The codes before revised are
import torch
import torch.nn as nn
import torch.optim as optim
class SimpleNN(nn.Module):
def __init__(self, input_size, hidden_size, output_size):
super(SimpleNN, self).__init__()
self.layer1 = nn.Linear(input_size, hidden_size)
self.relu = nn.ReLU()
self.output_layer = nn.Linear(hidden_size, output_size)
def forward(self, x):
x = self.layer1(x)
x = self.relu(x)
x = self.output_layer(x)
return x
input_size, hidden_size, output_size = 10, 5, 1
model = SimpleNN(input_size, hidden_size, output_size)
criterion = nn.MSELoss()
optimizer = optim.SGD(model.parameters(), lr=0.01)
batch_size = 5
input_data = torch.rand(batch_size, input_size)
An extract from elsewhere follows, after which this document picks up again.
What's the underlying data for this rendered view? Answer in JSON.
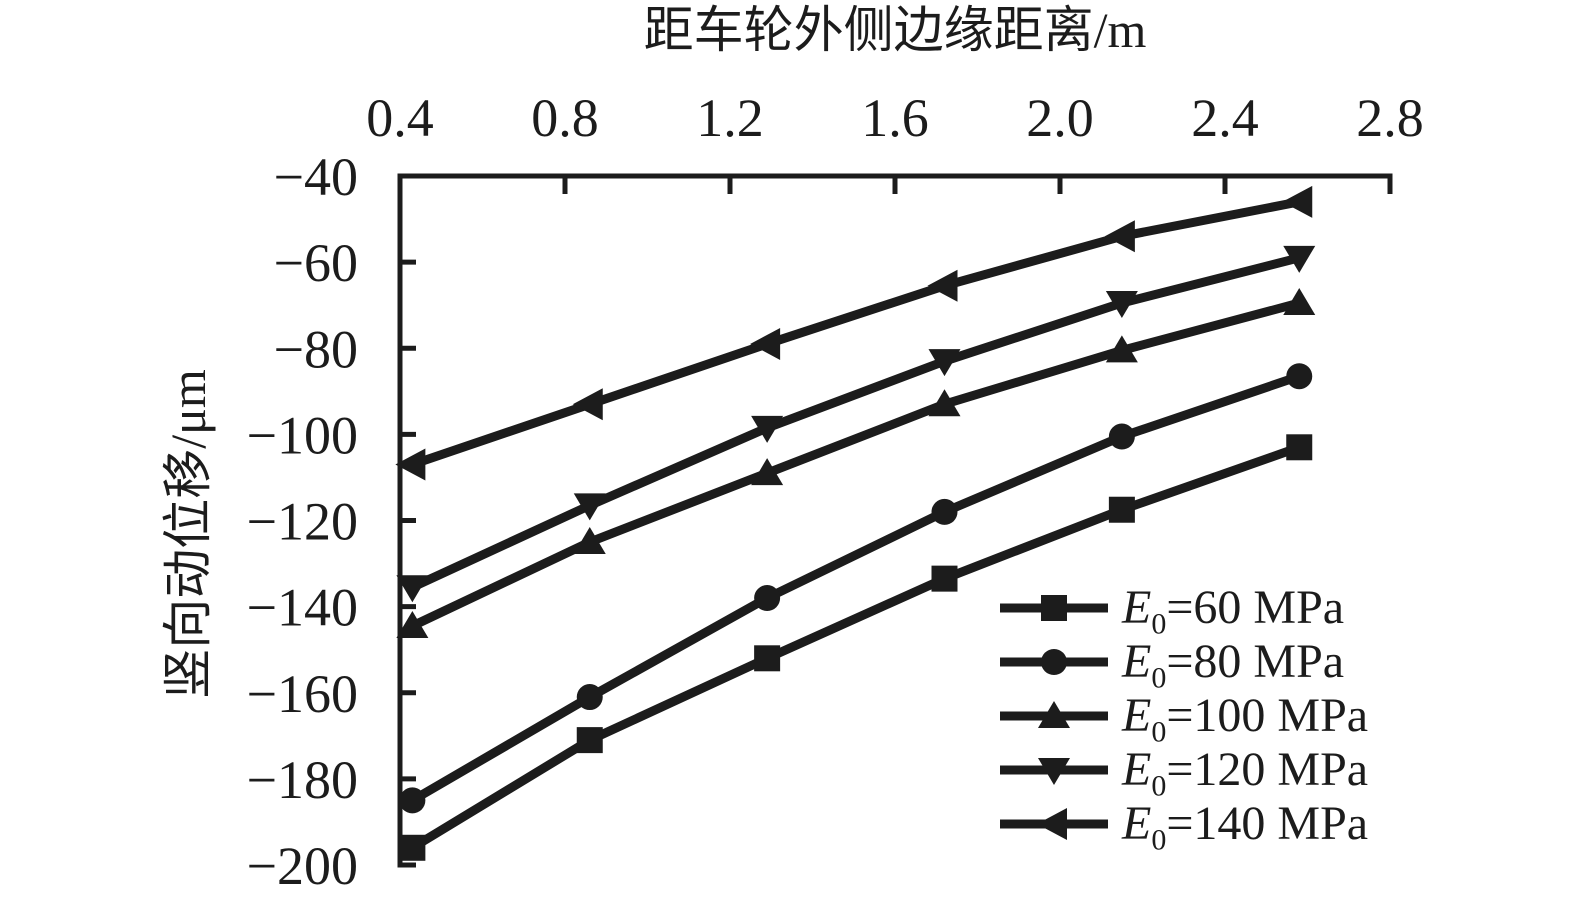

losses = model(input_data)
# The pattern I want to accelerate
grads_list = []
for i, loss in enumerate(losses):
pseudo_grads = torch.autograd.grad(loss, model.parameters(), retain_graph=True)
grads_list.append(pseudo_grads)
custom_grads = func(grads_list) # custom accumulation
for p, grad in zip(model.parameters(), custom_grads):
p.grad = grad
optimizer.step()
I have spent an amount of time researching this issue but failed to find a scheme.
Your insights and suggestions would be greatly appreciated.